Paul Noble:Nobspital
1997-98
Graphite on paper
98 x 59 inches

Made as part of Paul Noble’s monumental project ‘Nobson Newtown’, Nobspital, 1999, is a characteristically playful imagination of a bizarre, ultra-modern, and largely unusable hospital, a fixture in his imagined town of Nobson Newtown. As in other works, Noble acts as a pseudo-architect, producing a comically accurate and diagrammatic topography of this largely useless structure.

Unlike other works in the series, Nobspital refrains from explicit crudity as the artist focuses his attention on fashioning the building. In its design, the architecture recalls, in some ways, the nightmarish prints of Giovanni Piranesi, an artist fascinated with dense systems of structures containing stairs leading to nowhere, which he created in detail from imagination.
In Context

Carl Jung considered architecture to be a physical manifestation of the human psyche – he spent decades designing his home to represent his own mind. Paul Noble apparently draws on this idea, but instead creates a whole parodical, ideal city to represent his humour, his frustrations with modern living, his melancholy, and his hopes.

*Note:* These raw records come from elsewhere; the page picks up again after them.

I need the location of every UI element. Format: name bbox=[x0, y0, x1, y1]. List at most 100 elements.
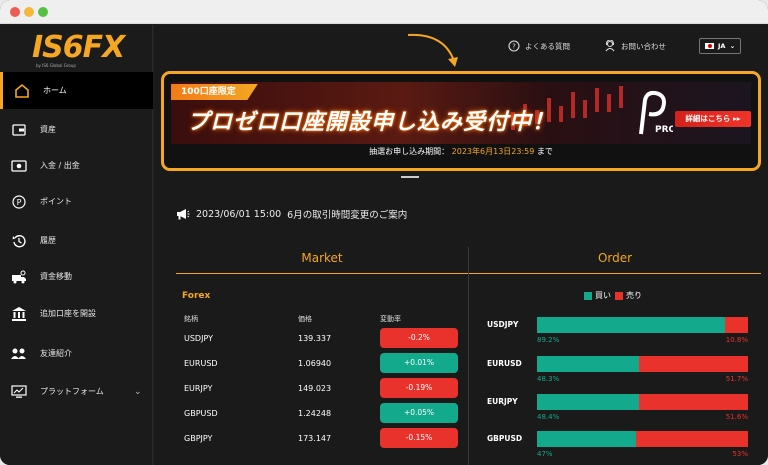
sell-percent: 10.8% bbox=[725, 336, 748, 344]
promo-banner-image[interactable]: 100口座限定 プロゼロ口座開設申し込み受付中！ PRO 詳細はこちら ▸▸ bbox=[171, 82, 751, 144]
sidebar-item-label: 入金 / 出金 bbox=[40, 161, 80, 170]
row-price: 1.06940 bbox=[298, 359, 332, 368]
brand-logo[interactable]: IS6FX by IS6 Global Group bbox=[32, 30, 125, 71]
banner-title: プロゼロ口座開設申し込み受付中！ bbox=[187, 110, 556, 135]
period-suffix: まで bbox=[536, 147, 553, 156]
order-legend: 買い 売り bbox=[584, 290, 642, 301]
market-title: Market bbox=[301, 251, 343, 265]
sidebar-item-platform[interactable]: プラットフォーム ⌄ bbox=[0, 373, 153, 410]
cash-icon bbox=[10, 157, 28, 175]
chevron-down-icon: ⌄ bbox=[134, 386, 142, 397]
contact-link[interactable]: お問い合わせ bbox=[604, 40, 666, 52]
buy-fill bbox=[537, 356, 639, 372]
sidebar-item-fund-transfer[interactable]: 資金移動 bbox=[0, 258, 153, 295]
bank-icon bbox=[10, 305, 28, 323]
notice-date: 2023/06/01 15:00 bbox=[196, 208, 282, 220]
maximize-window-button[interactable] bbox=[38, 7, 48, 17]
sidebar-item-label: 資産 bbox=[40, 125, 56, 134]
contact-label: お問い合わせ bbox=[621, 41, 666, 51]
language-code: JA bbox=[718, 42, 726, 50]
sidebar-item-open-account[interactable]: 追加口座を開設 bbox=[0, 295, 153, 332]
sidebar-item-refer-friends[interactable]: 友達紹介 bbox=[0, 335, 153, 372]
table-row[interactable]: GBPJPY 173.147 -0.15% bbox=[154, 428, 464, 450]
table-row[interactable]: GBPUSD 1.24248 +0.05% bbox=[154, 403, 464, 425]
promo-banner[interactable]: 100口座限定 プロゼロ口座開設申し込み受付中！ PRO 詳細はこちら ▸▸ 抽… bbox=[161, 71, 761, 171]
home-icon bbox=[13, 82, 31, 100]
sidebar-item-label: ホーム bbox=[43, 86, 67, 95]
buy-fill bbox=[537, 317, 726, 333]
sidebar-item-label: 友達紹介 bbox=[40, 349, 72, 358]
close-window-button[interactable] bbox=[10, 7, 20, 17]
chevron-down-icon: ⌄ bbox=[729, 42, 736, 50]
sidebar-item-label: プラットフォーム bbox=[40, 387, 104, 396]
support-icon bbox=[605, 40, 615, 52]
change-badge: +0.05% bbox=[380, 403, 458, 423]
buy-percent: 48.3% bbox=[537, 375, 560, 383]
sidebar-item-history[interactable]: 履歴 bbox=[0, 222, 153, 259]
row-price: 173.147 bbox=[298, 434, 332, 443]
legend-sell: 売り bbox=[626, 291, 642, 300]
change-badge: -0.15% bbox=[380, 428, 458, 448]
order-row[interactable]: EURUSD 48.3% 51.7% bbox=[469, 356, 768, 390]
row-price: 1.24248 bbox=[298, 409, 332, 418]
logo-text: IS6FX bbox=[32, 30, 125, 65]
change-badge: -0.2% bbox=[380, 328, 458, 348]
monitor-icon bbox=[10, 383, 28, 401]
minimize-window-button[interactable] bbox=[24, 7, 34, 17]
sell-percent: 51.6% bbox=[725, 413, 748, 421]
svg-text:PRO: PRO bbox=[655, 125, 673, 135]
title-bar bbox=[0, 0, 768, 24]
notice-text: 6月の取引時間変更のご案内 bbox=[287, 210, 408, 221]
sidebar-item-label: 資金移動 bbox=[40, 272, 72, 281]
sidebar-item-assets[interactable]: 資産 bbox=[0, 111, 153, 148]
row-symbol: EURJPY bbox=[184, 384, 213, 393]
row-symbol: GBPJPY bbox=[184, 434, 213, 443]
browser-window: IS6FX by IS6 Global Group ホーム 資産 入金 / 出金… bbox=[0, 0, 768, 465]
history-icon bbox=[10, 232, 28, 250]
order-symbol: GBPUSD bbox=[487, 434, 523, 443]
japan-flag-icon bbox=[705, 43, 714, 49]
banner-period: 抽選お申し込み期間： 2023年6月13日23:59 まで bbox=[164, 146, 758, 157]
sidebar-item-label: 追加口座を開設 bbox=[40, 309, 96, 318]
row-price: 149.023 bbox=[298, 384, 332, 393]
banner-details-button[interactable]: 詳細はこちら ▸▸ bbox=[675, 111, 751, 127]
sell-swatch bbox=[615, 291, 623, 300]
pointer-arrow-icon bbox=[407, 33, 458, 67]
order-symbol: USDJPY bbox=[487, 320, 519, 329]
order-symbol: EURJPY bbox=[487, 397, 518, 406]
period-label: 抽選お申し込み期間： bbox=[369, 147, 450, 156]
wallet-icon bbox=[10, 121, 28, 139]
order-ratio-bar bbox=[537, 356, 748, 372]
language-selector[interactable]: JA ⌄ bbox=[699, 38, 741, 54]
carousel-indicator[interactable] bbox=[401, 176, 419, 178]
order-row[interactable]: USDJPY 89.2% 10.8% bbox=[469, 317, 768, 351]
table-row[interactable]: EURJPY 149.023 -0.19% bbox=[154, 378, 464, 400]
row-symbol: USDJPY bbox=[184, 334, 213, 343]
svg-text:P: P bbox=[17, 198, 22, 207]
change-badge: +0.01% bbox=[380, 353, 458, 373]
buy-fill bbox=[537, 394, 640, 410]
sidebar-item-label: ポイント bbox=[40, 197, 72, 206]
change-badge: -0.19% bbox=[380, 378, 458, 398]
column-symbol: 銘柄 bbox=[184, 315, 198, 323]
table-row[interactable]: EURUSD 1.06940 +0.01% bbox=[154, 353, 464, 375]
buy-fill bbox=[537, 431, 637, 447]
buy-swatch bbox=[584, 291, 592, 300]
column-price: 価格 bbox=[298, 315, 312, 323]
sidebar-item-deposit-withdraw[interactable]: 入金 / 出金 bbox=[0, 147, 153, 184]
column-change: 変動率 bbox=[380, 315, 401, 323]
order-row[interactable]: GBPUSD 47% 53% bbox=[469, 431, 768, 465]
question-icon: ? bbox=[508, 40, 520, 52]
order-ratio-bar bbox=[537, 317, 748, 333]
table-row[interactable]: USDJPY 139.337 -0.2% bbox=[154, 328, 464, 350]
sidebar-item-home[interactable]: ホーム bbox=[0, 72, 153, 109]
order-ratio-bar bbox=[537, 394, 748, 410]
sidebar: IS6FX by IS6 Global Group ホーム 資産 入金 / 出金… bbox=[0, 25, 153, 465]
banner-tag: 100口座限定 bbox=[171, 84, 258, 100]
order-row[interactable]: EURJPY 48.4% 51.6% bbox=[469, 394, 768, 428]
news-notice[interactable]: 2023/06/01 15:00 6月の取引時間変更のご案内 bbox=[176, 207, 407, 221]
sidebar-item-points[interactable]: P ポイント bbox=[0, 183, 153, 220]
faq-link[interactable]: ? よくある質問 bbox=[508, 40, 570, 52]
friends-icon bbox=[10, 345, 28, 363]
transfer-icon bbox=[10, 268, 28, 286]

Noble takes inspiration from architects and thinkers who have likewise designed imaginative, ideal, or useless buildings and cities. The artist draws from Claude-Nicolas Ledoux, an eighteenth-century French architect and town planner whose works are considered utopic. ‘Nobson Newtown’ also evokes the work of Tomasso Buzzi, an Italian twentieth-century thinker and architect, who created a folly ideal city that directly represents the surreal. Pictured here is his work La Scarzuola in Umbria, built over a thirty-year period. Much of this folly is, like Noble’s structures, meticulously designed, but useless.

Despite his reputation as a maverick, Noble has received wide international acclaim. The many products of Nobson Newtown have been exhibited globally at renowned museums, such as the Museum of Modern Art, New York. Pictured above is Nobspital alongside ‘Mall’, 2001, at MoMA’s 2002 group exhibition ‘Drawing Now: Eight Propositions’.
B. United Kingdom1963
Biography
Taking inspiration from scrolls, artifacts, antiquities, and drafts from around the world, Paul Noble (b. 1963) has crafted a career-long drawing project, Nobson Newtown, exploring stories, images, and architectures of a fantastical city. Hovering between a wasteland and a utopia, Noble’s gesamtkunstwerk has been crafted between buildings, peoples, dreams, and typography to capture the melancholy of urbanity. A maverick amongst the British art scene, Noble has masterfully synergised a diaspora of references into a humanless city filled with human emotion and shortcomings.
Noble was born in Northumberland and attended Sunderland Polytechnic and Humberside College of Higher Education, graduating in 1986. Shortlisted for the Turner Prize in 2012, his monumental collection of drawings has brought Noble’s works to museums and galleries, including the Museum of Contemporary Art, Los Angeles in 2005, and Tate Britain in 2010.